Sargı yeri: Çanakkale savaşının en büyük hastanesi. Zığındere denilen gizlenmiş bir vadide. Korunaklı yapısı ve gözden uzak duruşu nedeniyle, hastaların tedavi edildiği bir yer olarak kullanılmış.
Kıyıya ve dolayısı ile cephelere yakınlığı nedeniyle, zaman zaman o kadar çok hasta birikmiştir ki, insanlar neredeyse üst üste uzanmak zorunda kalmışlardır. Bir seferde, 40-50 bin hastanın barındığı bu büyük hastane, adından dolayı ufak tefek çiziklerin sarıldığı bir hastane gibi algılanmamalıdır. Hastaneye getirilen yaralıların durumları o kadar ağırdır ki, anlatmaya yürek dayanmaz. Kimilerinin kolları, kimilerinin bacakları kopmuş, kimisinin gözü patlamış, kimisi son bir solak halinde yaşam mücadelesi vermekte.

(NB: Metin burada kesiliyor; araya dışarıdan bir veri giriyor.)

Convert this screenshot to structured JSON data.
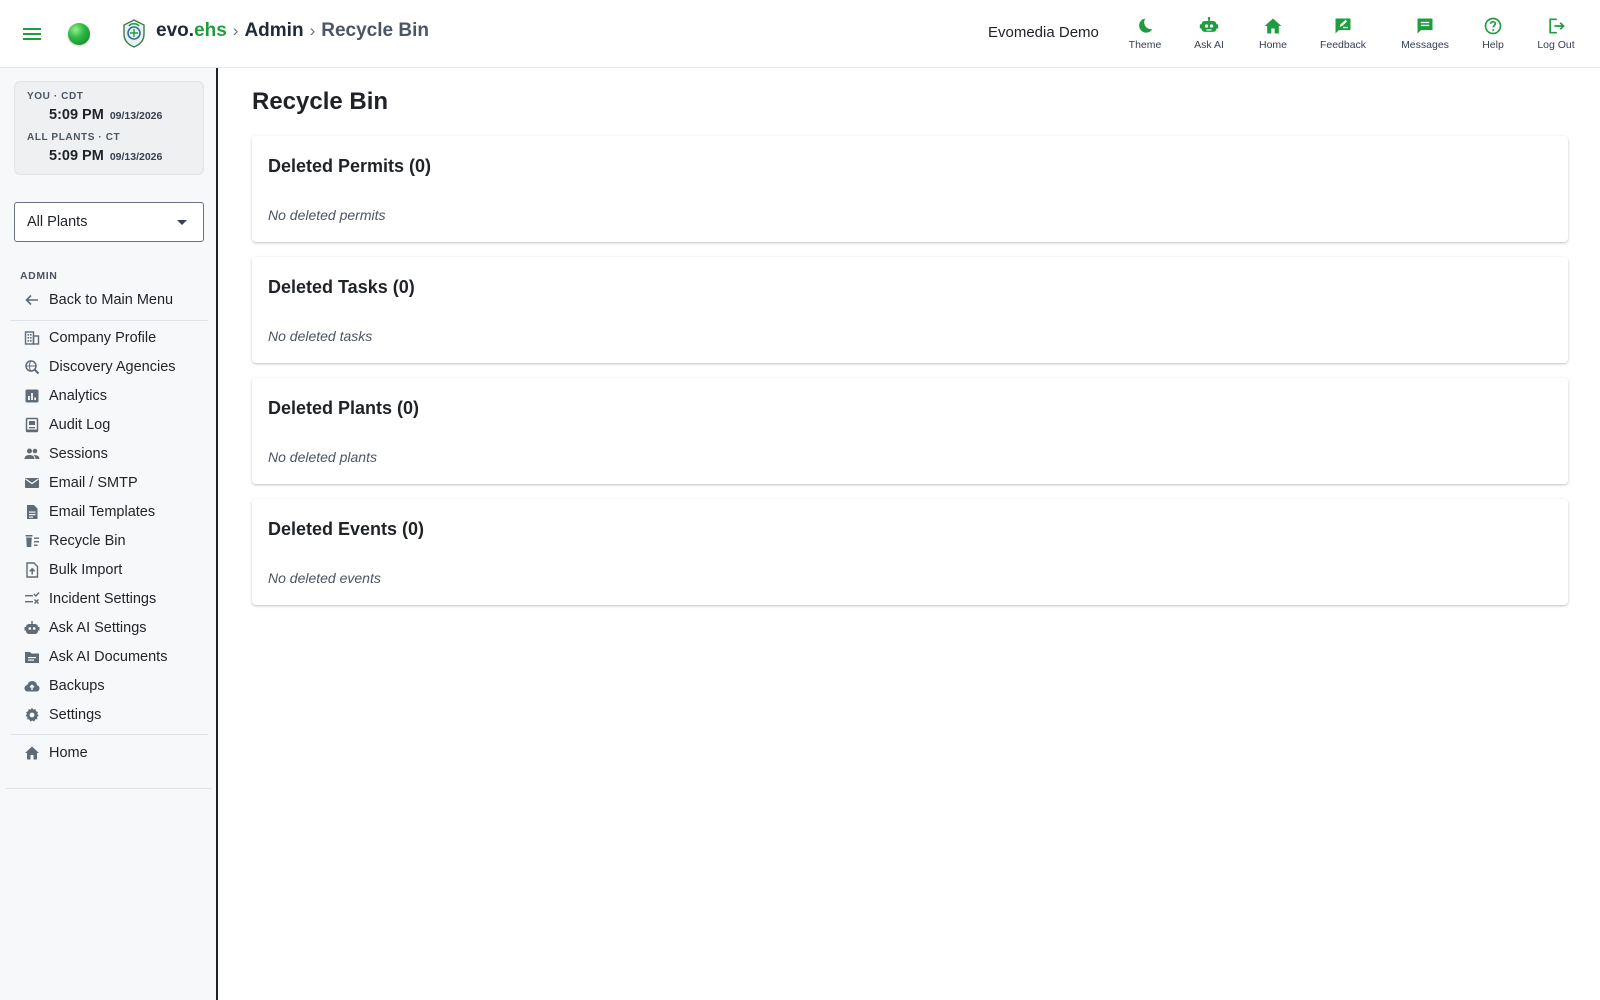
{
  "header": {
    "brand_primary": "evo.",
    "brand_accent": "ehs",
    "crumb_separator": "›",
    "breadcrumb": [
      "Admin",
      "Recycle Bin"
    ],
    "account": "Evomedia Demo",
    "actions": [
      {
        "label": "Theme",
        "icon": "moon-icon"
      },
      {
        "label": "Ask AI",
        "icon": "robot-icon"
      },
      {
        "label": "Home",
        "icon": "home-icon"
      },
      {
        "label": "Feedback",
        "icon": "feedback-icon"
      },
      {
        "label": "Messages",
        "icon": "message-icon"
      },
      {
        "label": "Help",
        "icon": "help-icon"
      },
      {
        "label": "Log Out",
        "icon": "logout-icon"
      }
    ]
  },
  "clock": {
    "you_label": "YOU · CDT",
    "you_time": "5:09 PM",
    "you_date": "09/13/2026",
    "plants_label": "ALL PLANTS · CT",
    "plants_time": "5:09 PM",
    "plants_date": "09/13/2026"
  },
  "plant_select": {
    "value": "All Plants"
  },
  "sidebar": {
    "section_label": "ADMIN",
    "back_label": "Back to Main Menu",
    "items": [
      {
        "label": "Company Profile",
        "icon": "building-icon"
      },
      {
        "label": "Discovery Agencies",
        "icon": "search-globe-icon"
      },
      {
        "label": "Analytics",
        "icon": "analytics-icon"
      },
      {
        "label": "Audit Log",
        "icon": "audit-log-icon"
      },
      {
        "label": "Sessions",
        "icon": "people-icon"
      },
      {
        "label": "Email / SMTP",
        "icon": "mail-icon"
      },
      {
        "label": "Email Templates",
        "icon": "document-icon"
      },
      {
        "label": "Recycle Bin",
        "icon": "recycle-bin-icon"
      },
      {
        "label": "Bulk Import",
        "icon": "upload-file-icon"
      },
      {
        "label": "Incident Settings",
        "icon": "checklist-icon"
      },
      {
        "label": "Ask AI Settings",
        "icon": "robot-icon"
      },
      {
        "label": "Ask AI Documents",
        "icon": "folder-icon"
      },
      {
        "label": "Backups",
        "icon": "cloud-upload-icon"
      },
      {
        "label": "Settings",
        "icon": "gear-icon"
      }
    ],
    "home_label": "Home"
  },
  "main": {
    "title": "Recycle Bin",
    "cards": [
      {
        "title": "Deleted Permits (0)",
        "empty": "No deleted permits"
      },
      {
        "title": "Deleted Tasks (0)",
        "empty": "No deleted tasks"
      },
      {
        "title": "Deleted Plants (0)",
        "empty": "No deleted plants"
      },
      {
        "title": "Deleted Events (0)",
        "empty": "No deleted events"
      }
    ]
  },
  "colors": {
    "accent": "#1f9d3e",
    "icon_gray": "#5f6b77"
  }
}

Tarih 28 Haziran 1915. Gün; gece yarısını çoktan geçmişti. Gecenin karanlığında, sinsice kıyıya yaklaşan bir zırhlı, uzun menzilli topları ile, kıyıda, sargı yerini dövmeye başlamıştı. Tonlarca mermi, parmağını bile kıpırdatamayacak durumdaki binlerce aciz hasta ve yaralı askerin üstüne düşmekteydi. Hiçbirinin kaçacak ve kendisini bir şekilde koruyacak gücü ve kuvveti yoktu. Öylece, ölümü bekler gibiydiler. Koca bir Fransız zırhlısı, elbette buranın bir hastane olduğunu, yaralı askerlerle dolu olduğunu biliyordu, ama demekki içlerindeki, benliklerindeki vahşet duygularını engelleyemediler. Öyle bir kin’leri vardı ki, düşünün. Hoş, vardı ki, dedim, aradan geçen zamanda, değişen hiçbirşeyin olmadığıda aşikar.
Neyse, zaten, kısa sürede, bu daracık vadi ateşler içinde kaldı. Zavallı Mehmetciklerimiz, bu ateş diyarında, yavaş yavaş yanıyorlardı. Bu unutulmaz vahşetin sabahında vadiye gelenler, binlerce yanık insan cesedi ile karşılaştılar. Bir gecede 18.000 askerimizi yitirdik.
Bu bölgenin korunması, normalde Albay Halil Sami Bey’in komutasındaki 9 ncu Tümene verilmişti. Fakat, bu ani saldırıda, onlar da birşey yapamadılar. Ölenler arasında, Halil Sami Bey’de vardı.
Olay; dünya basınında büyük ses getirdi. Ama olan zavallı yaralı mehmetciklerimize olmuştu. Malüm; dünyanın sesi ne kadar olucaktı? Zaten, bu vahşeti yaratanlarda kendileriydi.
Lütfen, düşünün. Çanakkale’de yarattıkları bunca vahşete, adice davranışlara rağmen başarılı olamadılar. Canlıyı, yaralıyı bombaladılar. Yine de, başarılı olamadılar. Çünkü; o mehmetcikler, atalarımız; öyle büyük bir azimle; bize, bizlere bugün yaşadığımız hür ve özgür hayatı miras bırakmak için çatıştılar, mücadele ettiler. Lütfen onları hatırlamayı sakın unutmayalım, hatıralarının önünde saygımızı asla ihmal etmeyelim. Çünkü, ya onlar olmasaydı, ya onlar ölmeseydi, kanının son damlasına kadar çatışmasaydı, düşünün bakalım bugün yaşadıklarınıza sahip olabilirmiydiniz?